Relay operators in various jurisdictions may be subject to local laws. You can choose which relays to connect to based on their location and applicable legal framework.

11. Legal Disclosure

11.1 Our Limitations

Because Vector does not collect or store user data on central servers, we have extremely limited ability to respond to legal requests for user information. We cannot provide:

Message content (we don't have it)
Contact lists (we don't have them)
User identification information (we don't collect it)
Communication metadata (we don't log it)

11.2 What We May Disclose

In response to valid legal process, we may disclose:

The fact that we cannot provide requested information due to our technical architecture

12. Changes to This Privacy Policy

We may update this Privacy Policy from time to time. When we make changes:

We will update the "Last Updated" date at the top of this policy
For significant changes, we will provide notice through the application or other means
Your continued use of Vector after changes constitutes acceptance of the updated policy

We encourage you to review this Privacy Policy periodically.

13. Your Rights

Depending on your jurisdiction, you may have certain rights regarding your personal information, such as access, correction, deletion, and portability.

Regarding Vector (the Application):

Data stored locally on your device is fully within your control. You have complete access to it, can modify it freely, can delete it by uninstalling the application or clearing its data, and can export it whenever you choose.

However, when you send messages, encrypted copies may also be stored on the relays you use. Uninstalling Vector or clearing local data does not delete data stored on relays. To request deletion of relay-stored data, you must contact the relay operator directly.

Regarding Relay Operators:

Vector connects to community-operated relays, each run by independent operators. If you have concerns about data handled by a specific relay—including deletion requests—you must contact that relay's operator directly. Relay operators are subject to the laws of their respective jurisdictions and maintain their own privacy practices.

Vector has no authority over relay operators and no means of assisting with data rights requests directed at them.
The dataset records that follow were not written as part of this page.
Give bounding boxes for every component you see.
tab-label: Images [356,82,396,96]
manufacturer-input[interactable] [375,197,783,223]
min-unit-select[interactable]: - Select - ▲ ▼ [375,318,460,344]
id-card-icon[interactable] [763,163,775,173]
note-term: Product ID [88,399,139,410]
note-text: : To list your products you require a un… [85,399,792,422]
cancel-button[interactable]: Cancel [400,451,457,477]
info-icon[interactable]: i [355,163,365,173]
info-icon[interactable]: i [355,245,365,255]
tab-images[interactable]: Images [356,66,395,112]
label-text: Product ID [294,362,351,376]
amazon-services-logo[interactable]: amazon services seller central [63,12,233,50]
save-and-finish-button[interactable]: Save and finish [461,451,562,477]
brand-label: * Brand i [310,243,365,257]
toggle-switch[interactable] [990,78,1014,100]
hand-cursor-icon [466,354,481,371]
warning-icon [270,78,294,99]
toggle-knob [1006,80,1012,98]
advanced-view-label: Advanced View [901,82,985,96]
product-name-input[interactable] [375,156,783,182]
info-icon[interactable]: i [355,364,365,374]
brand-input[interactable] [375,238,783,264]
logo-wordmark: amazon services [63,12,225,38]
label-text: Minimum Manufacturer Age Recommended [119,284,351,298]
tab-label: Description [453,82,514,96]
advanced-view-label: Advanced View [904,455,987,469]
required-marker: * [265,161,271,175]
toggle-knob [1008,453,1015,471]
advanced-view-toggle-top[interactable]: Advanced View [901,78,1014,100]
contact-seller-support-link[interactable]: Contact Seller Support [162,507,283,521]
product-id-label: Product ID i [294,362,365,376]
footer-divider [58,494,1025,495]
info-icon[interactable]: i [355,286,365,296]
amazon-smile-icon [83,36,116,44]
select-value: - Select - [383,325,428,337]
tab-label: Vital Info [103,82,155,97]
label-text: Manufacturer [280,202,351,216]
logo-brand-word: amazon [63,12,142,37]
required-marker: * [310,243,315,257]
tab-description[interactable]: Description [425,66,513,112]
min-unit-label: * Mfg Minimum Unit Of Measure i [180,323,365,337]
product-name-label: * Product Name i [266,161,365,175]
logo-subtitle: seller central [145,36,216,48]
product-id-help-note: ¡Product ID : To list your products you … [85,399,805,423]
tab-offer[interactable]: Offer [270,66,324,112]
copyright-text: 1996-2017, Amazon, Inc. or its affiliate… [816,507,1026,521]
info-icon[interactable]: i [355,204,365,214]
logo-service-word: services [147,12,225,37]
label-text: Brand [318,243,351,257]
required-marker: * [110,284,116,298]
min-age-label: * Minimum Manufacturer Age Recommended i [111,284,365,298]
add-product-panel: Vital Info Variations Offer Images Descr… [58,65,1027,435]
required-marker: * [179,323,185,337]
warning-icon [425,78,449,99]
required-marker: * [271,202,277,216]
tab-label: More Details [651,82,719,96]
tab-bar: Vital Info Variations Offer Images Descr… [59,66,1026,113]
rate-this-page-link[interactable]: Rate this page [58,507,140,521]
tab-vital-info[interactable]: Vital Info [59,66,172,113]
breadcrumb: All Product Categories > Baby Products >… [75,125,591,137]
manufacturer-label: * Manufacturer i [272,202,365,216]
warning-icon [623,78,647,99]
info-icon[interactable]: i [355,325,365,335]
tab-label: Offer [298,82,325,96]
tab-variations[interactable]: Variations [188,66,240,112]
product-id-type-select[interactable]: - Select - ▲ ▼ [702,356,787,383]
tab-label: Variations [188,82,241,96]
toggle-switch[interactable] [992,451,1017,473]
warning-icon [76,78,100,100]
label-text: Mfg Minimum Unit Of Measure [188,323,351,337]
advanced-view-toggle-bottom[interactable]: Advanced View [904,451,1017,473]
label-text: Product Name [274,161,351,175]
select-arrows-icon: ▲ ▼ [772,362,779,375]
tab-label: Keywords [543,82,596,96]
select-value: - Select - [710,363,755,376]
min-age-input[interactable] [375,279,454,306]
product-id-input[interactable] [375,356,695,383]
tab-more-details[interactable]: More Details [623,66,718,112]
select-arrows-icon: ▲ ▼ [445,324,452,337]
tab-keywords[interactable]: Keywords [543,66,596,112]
We recommend reviewing the privacy practices of any relay you choose to use and selecting relays operated in jurisdictions whose legal frameworks you trust.

14. Contact Us

If you have questions about this Privacy Policy or Vector's privacy practices, please contact us:

Email: info@vectorapp.io

Website: vectorapp.io

We welcome feedback on how we can better protect your privacy.
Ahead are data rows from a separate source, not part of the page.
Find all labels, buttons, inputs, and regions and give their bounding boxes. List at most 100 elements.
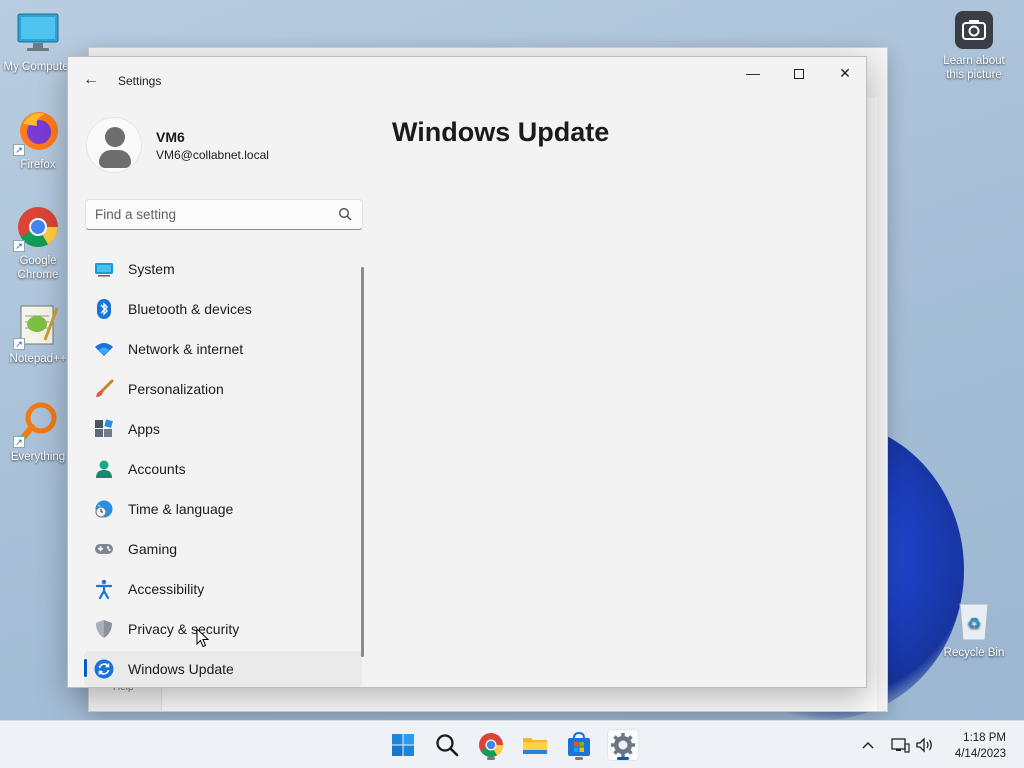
desktop-icon-label: Firefox bbox=[20, 159, 56, 171]
nav-item-label: System bbox=[128, 261, 175, 277]
desktop-icon-label: Notepad++ bbox=[9, 353, 67, 365]
gamepad-icon bbox=[94, 539, 114, 559]
minimize-button[interactable]: — bbox=[730, 57, 776, 89]
minimize-icon: — bbox=[746, 65, 760, 81]
apps-icon bbox=[94, 419, 114, 439]
nav-item-label: Accounts bbox=[128, 461, 186, 477]
nav-item-label: Gaming bbox=[128, 541, 178, 557]
running-indicator bbox=[617, 757, 629, 760]
maximize-button[interactable] bbox=[776, 57, 822, 89]
close-icon: ✕ bbox=[839, 65, 851, 81]
update-icon bbox=[94, 659, 114, 679]
taskbar-chrome-button[interactable] bbox=[475, 729, 507, 761]
desktop-icon-label: Everything bbox=[10, 451, 66, 463]
nav-item-apps[interactable]: Apps bbox=[84, 411, 362, 447]
avatar-body bbox=[99, 150, 131, 168]
chevron-up-icon bbox=[862, 741, 874, 749]
network-status-button[interactable] bbox=[890, 735, 910, 755]
desktop-icon-my-computer[interactable]: My Computer bbox=[0, 10, 76, 74]
desktop-icon-notepad-plus-plus[interactable]: ↗ Notepad++ bbox=[0, 302, 76, 366]
system-icon bbox=[94, 259, 114, 279]
page-title: Windows Update bbox=[392, 117, 610, 147]
chrome-icon: ↗ bbox=[13, 204, 61, 252]
user-name: VM6 bbox=[156, 129, 185, 145]
accounts-icon bbox=[94, 459, 114, 479]
nav-item-label: Personalization bbox=[128, 381, 224, 397]
nav-item-personalization[interactable]: Personalization bbox=[84, 371, 362, 407]
shortcut-arrow-icon: ↗ bbox=[13, 240, 25, 252]
mouse-cursor-icon bbox=[196, 628, 210, 648]
taskbar-file-explorer-button[interactable] bbox=[519, 729, 551, 761]
shortcut-arrow-icon: ↗ bbox=[13, 338, 25, 350]
nav-item-system[interactable]: System bbox=[84, 251, 362, 287]
settings-window: ← Settings — ✕ VM6 VM6@collabnet.local S… bbox=[67, 56, 867, 688]
active-indicator bbox=[84, 659, 87, 677]
taskbar: 1:18 PM 4/14/2023 bbox=[0, 720, 1024, 768]
clock[interactable]: 1:18 PM 4/14/2023 bbox=[955, 730, 1006, 762]
wifi-icon bbox=[94, 339, 114, 359]
svg-text:♻: ♻ bbox=[967, 614, 981, 633]
desktop-icon-label: Learn about this picture bbox=[943, 55, 1005, 81]
nav-item-gaming[interactable]: Gaming bbox=[84, 531, 362, 567]
clock-date: 4/14/2023 bbox=[954, 748, 1006, 760]
shortcut-arrow-icon: ↗ bbox=[13, 144, 25, 156]
back-arrow-icon: ← bbox=[83, 71, 99, 88]
nav-item-accounts[interactable]: Accounts bbox=[84, 451, 362, 487]
desktop-icon-everything[interactable]: ↗ Everything bbox=[0, 400, 76, 464]
desktop-icon-learn-about-picture[interactable]: Learn about this picture bbox=[936, 10, 1012, 82]
desktop-icon-google-chrome[interactable]: ↗ Google Chrome bbox=[0, 204, 76, 282]
volume-button[interactable] bbox=[915, 735, 935, 755]
search-icon bbox=[436, 734, 459, 757]
user-email: VM6@collabnet.local bbox=[156, 148, 269, 162]
nav-item-label: Windows Update bbox=[128, 661, 234, 677]
brush-icon bbox=[94, 379, 114, 399]
close-button[interactable]: ✕ bbox=[822, 57, 866, 89]
recycle-bin-icon: ♻ bbox=[954, 598, 994, 642]
accessibility-icon bbox=[94, 579, 114, 600]
taskbar-start-button[interactable] bbox=[387, 729, 419, 761]
desktop-icon-firefox[interactable]: ↗ Firefox bbox=[0, 108, 76, 172]
desktop-icon-label: My Computer bbox=[3, 61, 73, 73]
settings-nav: System Bluetooth & devices Network & int… bbox=[84, 251, 362, 687]
nav-item-time-language[interactable]: Time & language bbox=[84, 491, 362, 527]
search-input[interactable] bbox=[86, 200, 326, 229]
time-language-icon bbox=[94, 499, 114, 519]
desktop-icon-label: Google Chrome bbox=[17, 255, 59, 281]
nav-item-accessibility[interactable]: Accessibility bbox=[84, 571, 362, 607]
maximize-icon bbox=[794, 69, 804, 80]
speaker-icon bbox=[916, 737, 932, 753]
title-bar[interactable]: ← Settings — ✕ bbox=[68, 57, 866, 105]
nav-item-privacy-security[interactable]: Privacy & security bbox=[84, 611, 362, 647]
shield-icon bbox=[94, 619, 114, 639]
nav-item-label: Apps bbox=[128, 421, 160, 437]
shortcut-arrow-icon: ↗ bbox=[13, 436, 25, 448]
nav-item-network-internet[interactable]: Network & internet bbox=[84, 331, 362, 367]
show-hidden-icons-button[interactable] bbox=[858, 735, 878, 755]
search-icon[interactable] bbox=[338, 207, 352, 221]
desktop-icon-label: Recycle Bin bbox=[943, 647, 1005, 659]
taskbar-settings-button[interactable] bbox=[607, 729, 639, 761]
nav-item-label: Time & language bbox=[128, 501, 234, 517]
clock-time: 1:18 PM bbox=[963, 732, 1006, 744]
back-button[interactable]: ← bbox=[80, 69, 102, 91]
file-explorer-icon bbox=[523, 738, 547, 754]
camera-icon bbox=[954, 10, 994, 50]
nav-item-bluetooth-devices[interactable]: Bluetooth & devices bbox=[84, 291, 362, 327]
taskbar-search-button[interactable] bbox=[431, 729, 463, 761]
bluetooth-icon bbox=[94, 299, 114, 319]
monitor-icon bbox=[15, 10, 61, 56]
search-box[interactable] bbox=[85, 199, 363, 230]
firefox-icon: ↗ bbox=[13, 108, 61, 156]
nav-item-label: Network & internet bbox=[128, 341, 244, 357]
network-icon bbox=[891, 738, 910, 753]
nav-item-label: Bluetooth & devices bbox=[128, 301, 252, 317]
notepad-plus-plus-icon: ↗ bbox=[13, 302, 61, 350]
taskbar-store-button[interactable] bbox=[563, 729, 595, 761]
everything-search-icon: ↗ bbox=[13, 400, 61, 448]
desktop-icon-recycle-bin[interactable]: ♻ Recycle Bin bbox=[936, 598, 1012, 660]
nav-item-windows-update[interactable]: Windows Update bbox=[84, 651, 362, 687]
running-indicator bbox=[487, 757, 495, 760]
avatar[interactable] bbox=[86, 117, 142, 173]
start-icon bbox=[392, 734, 414, 756]
nav-scrollbar[interactable] bbox=[361, 267, 364, 657]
15. Additional Information for Specific Jurisdictions

15.1 European Economic Area (EEA)

For users in the EEA, we note that Vector's architecture means:

No personal data is processed on central servers
You maintain full control of your data
There is no international transfer of your personal data by us

15.2 California Residents

Under the California Consumer Privacy Act (CCPA):

Vector does not sell personal information
Vector does not collect personal information for commercial purposes
You have the right to know what personal information is collected (in our case, none on central servers)

15.3 Brazil (LGPD)

For users in Brazil, Vector's decentralized architecture ensures:

No personal data is collected or processed by us
You maintain complete control over your data
Data protection is ensured through technical measures (encryption)

16. Open Source Commitment

Vector is committed to transparency and openness:

Our client applications are open source
Our cryptographic protocols are publicly documented
Security researchers are welcome to audit our code
We believe privacy requires verifiability

17. Disclaimer

Vector is provided "as is" without warranty of any kind. We do not guarantee the security of the relay network, as it is operated by independent community members. While we implement strong encryption, no system is perfectly secure. You use Vector at your own risk.